Entscheidungsstichwort (Thema)
Befristung. Hochschule. Rückwirkung
Leitsatz (redaktionell)
- Das HdaVÄndG hat die §§ 57a ff. HRG i.d.F. des 5. HRGÄndG rückwirkend wieder in Kraft gesetzt. Hierdurch ist nachträglich die hochschulrahmenrechtliche Rechtsgrundlage für die sachgrundlose Befristung des Arbeitsvertrags der Parteien geschaffen worden. Die zeitliche Rückerstreckung der §§ 57a ff.
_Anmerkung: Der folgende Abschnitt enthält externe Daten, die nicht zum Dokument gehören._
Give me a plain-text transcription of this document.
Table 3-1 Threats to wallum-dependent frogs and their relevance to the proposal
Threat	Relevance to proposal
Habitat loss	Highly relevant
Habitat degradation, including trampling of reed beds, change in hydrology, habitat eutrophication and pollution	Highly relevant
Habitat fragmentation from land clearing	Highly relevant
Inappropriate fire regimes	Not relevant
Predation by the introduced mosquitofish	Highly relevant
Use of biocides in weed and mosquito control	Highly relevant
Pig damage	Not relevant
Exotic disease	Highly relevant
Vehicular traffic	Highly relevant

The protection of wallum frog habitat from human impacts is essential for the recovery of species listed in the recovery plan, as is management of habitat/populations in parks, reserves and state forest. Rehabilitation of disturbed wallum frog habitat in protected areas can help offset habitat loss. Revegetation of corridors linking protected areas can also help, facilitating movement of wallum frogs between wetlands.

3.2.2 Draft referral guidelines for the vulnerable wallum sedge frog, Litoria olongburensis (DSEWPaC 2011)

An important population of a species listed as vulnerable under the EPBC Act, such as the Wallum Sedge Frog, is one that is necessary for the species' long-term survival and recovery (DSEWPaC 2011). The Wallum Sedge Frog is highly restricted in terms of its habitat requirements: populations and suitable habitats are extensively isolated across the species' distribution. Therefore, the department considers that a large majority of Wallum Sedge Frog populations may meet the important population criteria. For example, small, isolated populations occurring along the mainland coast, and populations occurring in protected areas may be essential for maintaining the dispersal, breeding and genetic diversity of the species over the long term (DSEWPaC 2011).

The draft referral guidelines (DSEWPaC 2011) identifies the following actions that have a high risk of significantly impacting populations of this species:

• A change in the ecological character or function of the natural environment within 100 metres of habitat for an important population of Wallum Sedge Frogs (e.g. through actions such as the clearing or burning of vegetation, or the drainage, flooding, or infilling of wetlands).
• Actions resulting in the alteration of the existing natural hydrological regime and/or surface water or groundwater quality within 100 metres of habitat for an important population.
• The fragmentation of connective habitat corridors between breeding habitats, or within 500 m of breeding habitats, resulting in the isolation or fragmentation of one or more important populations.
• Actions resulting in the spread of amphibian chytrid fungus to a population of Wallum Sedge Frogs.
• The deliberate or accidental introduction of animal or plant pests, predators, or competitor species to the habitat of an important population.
HRG n.F auf die zwischen dem 23.02.2002 und dem 27.07.2004 abgeschlossenen befristeten Arbeitsverträge mit wissenschaftlichem und künstlerischem Personal an Hochschulen verstößt nicht gegen das Gebot des Vertrauensschutzes, da nur die Rechtslage wieder hergestellt wurde, von der beide Parteien beim Abschluss des Arbeitsvertrags ausgehen mussten.
- Der Bund hat nach Art. 74 Abs. 1 Nr. 12 GG die Gesetzgebungskompetenz für das Zeitvertragsrecht des wissenschaftlichen und künstlerischen Personals an den Hochschulen und Forschungseinrichtungen.
Normenkette
GG Art. 20 Abs. 3; BAT § 2 SR 2y Nr. 2 Abs. 1
Verfahrensgang
Tenor
Die Revision des Klägers gegen das Urteil des Landesarbeitsgerichts Düsseldorf vom 6. Juni 2005 – 10 Sa 100/05 – wird zurückgewiesen.
Der Kläger hat die Kosten der Revision zu tragen.
Von Rechts wegen!
Tatbestand
Die Parteien streiten darüber, ob ihr Arbeitsverhältnis auf Grund Befristung am 31. Dezember 2004 geendet hat.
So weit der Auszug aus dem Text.